Interprofessions : Quelle mesure pour la représentativité ?
La future organisation commune du marché (OCM), on le sait, régira l’ensemble des organisations interprofessionnelles agricoles. Son article 110 soumet la possibilité d’extension des règles à une condition de représentativité de la production, du commerce ou de la transformation. Le seuil est fixé aux deux tiers du volume de la production, du commerce ou de la transformation du ou des produits concernés. Un tel seuil est pratiquement impossible à déterminer pour la plupart des filières : contrairement aux organisations de producteurs, ce ne sont pas des opérateurs qui constituent les interprofessions en France, mais des organisations professionnelles qui ne connaissent pas elles-mêmes le volume d’activité de leurs adhérents pour le produit dont elles ont la charge. C’est pourquoi la France a obtenu, dans le cours de la négociation de l’OCM, qu’un État membre qui se heurterait à des difficultés pratiques pour mesurer les volumes puisse déterminer des règles nationales de détermination de la représentativité.
Absence préoccupante de réalisme
Tel est l’objet de l’article 8-I-2° du projet de loi d’Avenir pour l’agriculture, l’alimentation et la forêt qui prévoit deux dispositions subsidiaires, dans un mécanisme à tiroirs : — S’il n’est pas possible d’évaluer quelle proportion en volume de la production, de la transformation, du commerce ou de la distribution représente l’organisation, celle-ci sera considérée comme représentative si elle représente, pour ces secteurs d’activité, deux tiers des opérateurs ou du chiffre d’affaires de l’activité économique considérée. — Pour la production (et pour la production seulement), les conditions seront présumées respectées lorsque des organisations syndicales d’exploitants agricoles représentant au moins 80 % des voix aux chambres d’agriculture participent à l’interprofession.
Nul doute que ce projet fera l’objet d’une bataille d’amendements à l’occasion des débats parlementaires.

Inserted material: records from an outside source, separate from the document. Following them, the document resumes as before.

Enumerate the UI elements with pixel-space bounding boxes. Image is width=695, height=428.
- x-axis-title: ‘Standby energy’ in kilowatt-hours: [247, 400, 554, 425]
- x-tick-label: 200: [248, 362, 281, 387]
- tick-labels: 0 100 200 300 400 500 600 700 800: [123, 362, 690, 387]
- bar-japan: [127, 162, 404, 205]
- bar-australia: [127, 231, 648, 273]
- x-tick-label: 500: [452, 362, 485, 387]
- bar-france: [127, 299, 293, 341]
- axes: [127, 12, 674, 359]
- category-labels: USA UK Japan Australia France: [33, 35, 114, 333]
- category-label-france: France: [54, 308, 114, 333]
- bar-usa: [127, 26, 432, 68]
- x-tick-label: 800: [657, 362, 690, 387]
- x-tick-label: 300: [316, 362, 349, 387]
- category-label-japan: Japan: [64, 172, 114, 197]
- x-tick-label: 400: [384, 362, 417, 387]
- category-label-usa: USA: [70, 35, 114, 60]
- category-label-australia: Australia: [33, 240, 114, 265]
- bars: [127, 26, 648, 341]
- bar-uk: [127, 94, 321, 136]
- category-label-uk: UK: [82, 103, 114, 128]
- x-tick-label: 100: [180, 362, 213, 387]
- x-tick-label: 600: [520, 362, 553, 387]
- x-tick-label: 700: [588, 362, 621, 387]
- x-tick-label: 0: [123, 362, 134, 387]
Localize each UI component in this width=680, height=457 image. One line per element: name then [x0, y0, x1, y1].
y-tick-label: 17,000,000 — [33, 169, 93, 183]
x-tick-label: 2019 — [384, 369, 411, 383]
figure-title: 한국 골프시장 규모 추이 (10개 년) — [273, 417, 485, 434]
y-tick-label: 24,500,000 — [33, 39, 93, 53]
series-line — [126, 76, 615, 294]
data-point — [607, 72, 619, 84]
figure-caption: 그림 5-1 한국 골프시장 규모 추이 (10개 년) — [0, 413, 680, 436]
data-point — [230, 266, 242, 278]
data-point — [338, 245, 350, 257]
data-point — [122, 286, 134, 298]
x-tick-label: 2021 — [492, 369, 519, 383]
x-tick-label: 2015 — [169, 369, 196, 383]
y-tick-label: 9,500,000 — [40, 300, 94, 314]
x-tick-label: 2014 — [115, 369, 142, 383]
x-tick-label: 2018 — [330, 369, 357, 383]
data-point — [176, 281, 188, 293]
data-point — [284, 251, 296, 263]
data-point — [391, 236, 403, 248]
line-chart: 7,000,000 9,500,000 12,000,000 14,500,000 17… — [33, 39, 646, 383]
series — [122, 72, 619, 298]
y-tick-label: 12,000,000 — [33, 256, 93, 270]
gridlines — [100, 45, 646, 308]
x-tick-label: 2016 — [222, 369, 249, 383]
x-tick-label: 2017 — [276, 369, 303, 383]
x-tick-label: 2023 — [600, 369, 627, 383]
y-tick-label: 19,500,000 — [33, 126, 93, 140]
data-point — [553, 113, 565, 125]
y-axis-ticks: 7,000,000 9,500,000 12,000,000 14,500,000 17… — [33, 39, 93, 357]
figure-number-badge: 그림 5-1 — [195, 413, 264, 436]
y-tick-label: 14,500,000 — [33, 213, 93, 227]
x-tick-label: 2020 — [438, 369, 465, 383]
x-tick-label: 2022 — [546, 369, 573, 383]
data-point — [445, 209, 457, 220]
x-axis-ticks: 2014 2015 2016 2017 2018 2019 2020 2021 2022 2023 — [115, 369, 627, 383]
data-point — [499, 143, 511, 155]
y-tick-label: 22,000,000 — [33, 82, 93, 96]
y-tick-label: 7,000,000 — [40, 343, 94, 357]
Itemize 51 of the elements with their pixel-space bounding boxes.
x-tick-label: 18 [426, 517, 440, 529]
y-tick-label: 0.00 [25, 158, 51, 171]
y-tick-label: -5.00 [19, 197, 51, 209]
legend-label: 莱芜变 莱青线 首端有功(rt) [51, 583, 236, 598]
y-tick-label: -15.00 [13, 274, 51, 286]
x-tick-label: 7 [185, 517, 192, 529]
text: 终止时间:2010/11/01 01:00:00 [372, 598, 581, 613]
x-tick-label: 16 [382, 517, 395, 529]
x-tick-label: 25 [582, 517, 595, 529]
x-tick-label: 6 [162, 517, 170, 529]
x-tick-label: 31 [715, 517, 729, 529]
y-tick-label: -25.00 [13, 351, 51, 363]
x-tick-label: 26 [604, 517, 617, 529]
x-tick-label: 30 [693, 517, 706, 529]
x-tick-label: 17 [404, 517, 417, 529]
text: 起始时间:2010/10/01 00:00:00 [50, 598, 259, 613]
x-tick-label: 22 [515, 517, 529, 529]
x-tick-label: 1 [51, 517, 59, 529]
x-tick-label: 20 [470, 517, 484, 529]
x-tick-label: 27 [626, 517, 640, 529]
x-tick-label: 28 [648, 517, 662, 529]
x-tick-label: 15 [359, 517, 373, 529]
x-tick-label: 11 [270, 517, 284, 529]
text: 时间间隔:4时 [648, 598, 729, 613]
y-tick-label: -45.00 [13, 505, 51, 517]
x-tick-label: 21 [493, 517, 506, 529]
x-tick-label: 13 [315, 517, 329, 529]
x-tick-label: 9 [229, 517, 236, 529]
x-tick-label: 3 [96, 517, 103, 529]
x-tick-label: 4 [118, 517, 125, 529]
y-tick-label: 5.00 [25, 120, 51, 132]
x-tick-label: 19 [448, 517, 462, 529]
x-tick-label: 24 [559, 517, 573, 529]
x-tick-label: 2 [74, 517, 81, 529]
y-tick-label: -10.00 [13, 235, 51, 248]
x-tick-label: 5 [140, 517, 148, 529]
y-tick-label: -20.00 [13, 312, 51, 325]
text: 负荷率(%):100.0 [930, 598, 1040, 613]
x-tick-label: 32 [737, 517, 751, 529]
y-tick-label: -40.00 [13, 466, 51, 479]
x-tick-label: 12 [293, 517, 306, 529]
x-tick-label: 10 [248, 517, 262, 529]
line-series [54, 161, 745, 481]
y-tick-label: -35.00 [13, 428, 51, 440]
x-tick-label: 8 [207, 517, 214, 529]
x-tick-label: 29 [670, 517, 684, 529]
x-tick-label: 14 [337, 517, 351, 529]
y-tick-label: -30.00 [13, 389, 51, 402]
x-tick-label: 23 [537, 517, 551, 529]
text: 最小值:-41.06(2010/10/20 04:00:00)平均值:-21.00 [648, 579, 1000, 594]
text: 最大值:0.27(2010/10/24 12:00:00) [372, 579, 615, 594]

Il péche en effet par une absence préoccupante de réalisme. S’agissant tout d’abord de l’aval — transformation, commercialisation et distribution, ce dernier « stade » étant distingué de la commercialisation ce qui n’est pas prévu par l’OCM —, le projet ne résout pas grand-chose. La mesure des chiffres d’affaires n’est guère plus aisée que celle des volumes, et le calcul en nombre d’opérateurs ne permet pas de tenir compte du poids relatif de chacun d’eux. Vérifier ces mesures à chaque demande d’extension relèvera de l’exploit ! Surtout, là où l’OCM permet plus de souplesse, le projet maintient le seuil des deux tiers alors que, s’agissant d’organisations professionnelles dans un contexte français de faible syndicalisation, on sait qu’une telle barre sera très difficile à atteindre.
Droit de vie ou de mort des organisations minoritaires
S’agissant de la production, le gouvernement a recherché un dispositif qui permette d’intégrer au sein des interprofessions les organisations minoritaires. En le faisant de la sorte, il confère à ces dernières un droit de vie ou de mort sur l’organisation des filières. Au vu des résultats des élections professionnelles, il suffira à l’une d’entre elles de refuser de rejoindre l’interprofession ou de la quitter pour empêcher toute extension.
Le débat sera donc serré, et les enjeux sont importants : le système français de représentation syndicale, qu’il soit ouvrier, patronal ou professionnel, caractérisé par un taux de syndicalisation très faible, fait preuve de ses limites. Il a fait l’objet d’un rapport récent (octobre 2013) tendant à le réformer dans le cadre de la législation du travail, dont il pourrait être intéressant de s’inspirer pour les interprofessions. Les représentants des interprofessions et les parlementaires vont devoir faire preuve de créativité et remettre l’économie au cœur de la réflexion. Faire des interprofessions le terrain des rivalités syndicales pourrait les empêcher rapidement de fonctionner, du moins en l’état actuel du projet.